Group:Research Talk
Title: Research Talk
Speaker: Jia Xu DFKI, Saarbrucken, Germany
Time: 2011-09-23 10:00-2011-09-23 11:00
Venue: FIT 1-222


In the last decade, while statistical machine translation has advanced significantly, there is still much room for further improvements relating to many natural language processing tasks such as word segmentation, word alignment and parsing.

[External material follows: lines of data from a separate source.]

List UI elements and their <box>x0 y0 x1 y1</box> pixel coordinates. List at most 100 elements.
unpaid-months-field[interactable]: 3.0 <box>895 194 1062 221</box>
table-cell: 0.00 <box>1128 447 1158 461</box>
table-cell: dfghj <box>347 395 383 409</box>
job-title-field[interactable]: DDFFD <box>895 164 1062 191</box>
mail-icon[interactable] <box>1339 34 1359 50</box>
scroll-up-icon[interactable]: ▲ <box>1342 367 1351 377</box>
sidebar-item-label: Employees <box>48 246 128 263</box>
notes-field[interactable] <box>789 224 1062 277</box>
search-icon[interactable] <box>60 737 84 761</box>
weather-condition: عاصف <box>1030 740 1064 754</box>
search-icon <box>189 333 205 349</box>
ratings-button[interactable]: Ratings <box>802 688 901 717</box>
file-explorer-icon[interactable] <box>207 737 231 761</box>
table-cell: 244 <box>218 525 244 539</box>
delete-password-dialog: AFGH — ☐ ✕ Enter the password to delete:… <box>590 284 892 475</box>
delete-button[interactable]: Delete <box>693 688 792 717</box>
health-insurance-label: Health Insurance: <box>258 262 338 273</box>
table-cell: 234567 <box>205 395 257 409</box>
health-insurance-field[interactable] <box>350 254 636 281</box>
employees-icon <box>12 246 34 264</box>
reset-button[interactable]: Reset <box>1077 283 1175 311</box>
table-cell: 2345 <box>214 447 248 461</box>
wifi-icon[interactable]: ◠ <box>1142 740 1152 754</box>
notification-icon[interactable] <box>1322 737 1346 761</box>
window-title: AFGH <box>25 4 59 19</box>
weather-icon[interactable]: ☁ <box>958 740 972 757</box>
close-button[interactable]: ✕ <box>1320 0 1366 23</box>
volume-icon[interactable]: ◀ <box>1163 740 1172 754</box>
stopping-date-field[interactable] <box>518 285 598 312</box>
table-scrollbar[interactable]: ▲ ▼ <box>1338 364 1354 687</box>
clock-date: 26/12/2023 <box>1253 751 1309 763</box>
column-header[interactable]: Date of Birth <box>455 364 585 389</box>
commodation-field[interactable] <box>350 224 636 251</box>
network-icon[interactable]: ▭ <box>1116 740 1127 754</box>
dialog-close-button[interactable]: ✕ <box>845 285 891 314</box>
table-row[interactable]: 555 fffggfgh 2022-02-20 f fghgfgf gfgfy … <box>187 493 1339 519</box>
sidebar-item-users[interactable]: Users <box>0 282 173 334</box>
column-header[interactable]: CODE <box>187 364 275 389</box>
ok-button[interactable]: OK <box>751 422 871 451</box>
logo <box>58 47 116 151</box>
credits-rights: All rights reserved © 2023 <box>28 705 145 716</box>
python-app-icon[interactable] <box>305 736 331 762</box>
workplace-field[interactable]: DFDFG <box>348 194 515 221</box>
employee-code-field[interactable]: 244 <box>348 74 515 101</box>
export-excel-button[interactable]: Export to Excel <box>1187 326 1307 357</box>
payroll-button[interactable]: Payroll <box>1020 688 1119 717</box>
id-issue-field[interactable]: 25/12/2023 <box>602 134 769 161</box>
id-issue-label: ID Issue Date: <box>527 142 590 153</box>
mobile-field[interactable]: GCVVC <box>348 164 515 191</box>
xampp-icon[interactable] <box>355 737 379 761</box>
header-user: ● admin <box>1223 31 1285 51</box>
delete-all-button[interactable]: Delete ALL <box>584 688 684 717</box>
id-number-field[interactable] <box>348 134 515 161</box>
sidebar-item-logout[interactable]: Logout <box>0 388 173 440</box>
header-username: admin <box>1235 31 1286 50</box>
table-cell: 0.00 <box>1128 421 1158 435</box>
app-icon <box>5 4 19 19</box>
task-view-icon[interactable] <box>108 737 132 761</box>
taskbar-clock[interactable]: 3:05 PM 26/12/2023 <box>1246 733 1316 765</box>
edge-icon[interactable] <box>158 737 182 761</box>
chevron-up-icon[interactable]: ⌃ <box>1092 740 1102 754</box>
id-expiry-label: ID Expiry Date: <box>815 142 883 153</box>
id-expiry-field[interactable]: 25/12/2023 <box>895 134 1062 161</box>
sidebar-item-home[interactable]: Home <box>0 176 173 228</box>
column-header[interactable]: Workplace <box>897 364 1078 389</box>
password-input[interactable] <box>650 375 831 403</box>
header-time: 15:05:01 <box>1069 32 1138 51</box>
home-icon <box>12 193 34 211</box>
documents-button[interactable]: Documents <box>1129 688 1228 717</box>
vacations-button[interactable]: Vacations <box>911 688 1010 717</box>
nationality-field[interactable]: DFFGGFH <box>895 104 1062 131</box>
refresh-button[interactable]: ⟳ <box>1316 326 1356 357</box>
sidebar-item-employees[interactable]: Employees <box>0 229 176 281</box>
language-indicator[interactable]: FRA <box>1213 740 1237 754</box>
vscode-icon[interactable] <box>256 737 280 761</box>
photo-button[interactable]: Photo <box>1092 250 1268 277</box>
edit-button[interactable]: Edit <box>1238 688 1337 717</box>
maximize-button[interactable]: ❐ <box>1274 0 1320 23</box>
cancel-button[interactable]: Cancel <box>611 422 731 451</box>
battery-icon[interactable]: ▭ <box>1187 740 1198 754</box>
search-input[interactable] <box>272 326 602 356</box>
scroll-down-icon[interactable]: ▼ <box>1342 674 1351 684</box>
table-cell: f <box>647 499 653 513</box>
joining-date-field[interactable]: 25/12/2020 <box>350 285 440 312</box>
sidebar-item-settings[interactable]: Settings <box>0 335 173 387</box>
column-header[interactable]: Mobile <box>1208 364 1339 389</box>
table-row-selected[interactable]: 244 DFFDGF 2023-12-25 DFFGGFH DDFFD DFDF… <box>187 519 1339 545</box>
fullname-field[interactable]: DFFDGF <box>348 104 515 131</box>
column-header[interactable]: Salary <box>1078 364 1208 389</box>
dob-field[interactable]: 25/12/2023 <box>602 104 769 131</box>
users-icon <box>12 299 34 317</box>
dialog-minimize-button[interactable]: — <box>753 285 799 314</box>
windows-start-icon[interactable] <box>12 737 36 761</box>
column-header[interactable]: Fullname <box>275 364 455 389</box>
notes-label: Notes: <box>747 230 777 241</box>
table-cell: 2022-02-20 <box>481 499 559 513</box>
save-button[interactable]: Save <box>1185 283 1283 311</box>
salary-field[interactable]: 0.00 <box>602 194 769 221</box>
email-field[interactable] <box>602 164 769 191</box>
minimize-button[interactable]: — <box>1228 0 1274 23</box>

Human language is composed of sequences of meaningful units. These sequences can be words, phrases, sentences or even articles serving as basic elements in communication and components for computational modeling. However, in monolingual text some sequences are not naturally separated by delimiters, and in bilingual text both sequence boundaries and their corresponding translations can be unlabeled. This work addresses solutions of sequence segmentation and alignment for statistical machine translation, including the following topics: Chinese word segmentation, Phrase training, Parallel sentence exploitation, and Domain adaptation. Experimental results on state-of-the-art, large-scale Chinese-English tasks show that the training speed can be increased with a factor of four and each above mentioned method leads to an enhancement of the translation quality up to 6% relatively.  

Short Bio:

  Jia Xu has been a researcher in German Research Center for Artificial Intelligence (DFKI) since February 2010. She received her Ph.D. degree in Computer Science from RWTH-Aachen university in October 2010., where she worked as a research assistant in Hermann Neys group from 2003 to 2009, and the topic of her Ph.D. thesis is "Sequence Segmentation for Statistical Machine Translation". In 2007 and 2008, she joined IBMs Speech Group then Microsofts Natural Language Processing Group for internships. Her research has focused on machine translation, machine learning, natural language processing and computational linguistics.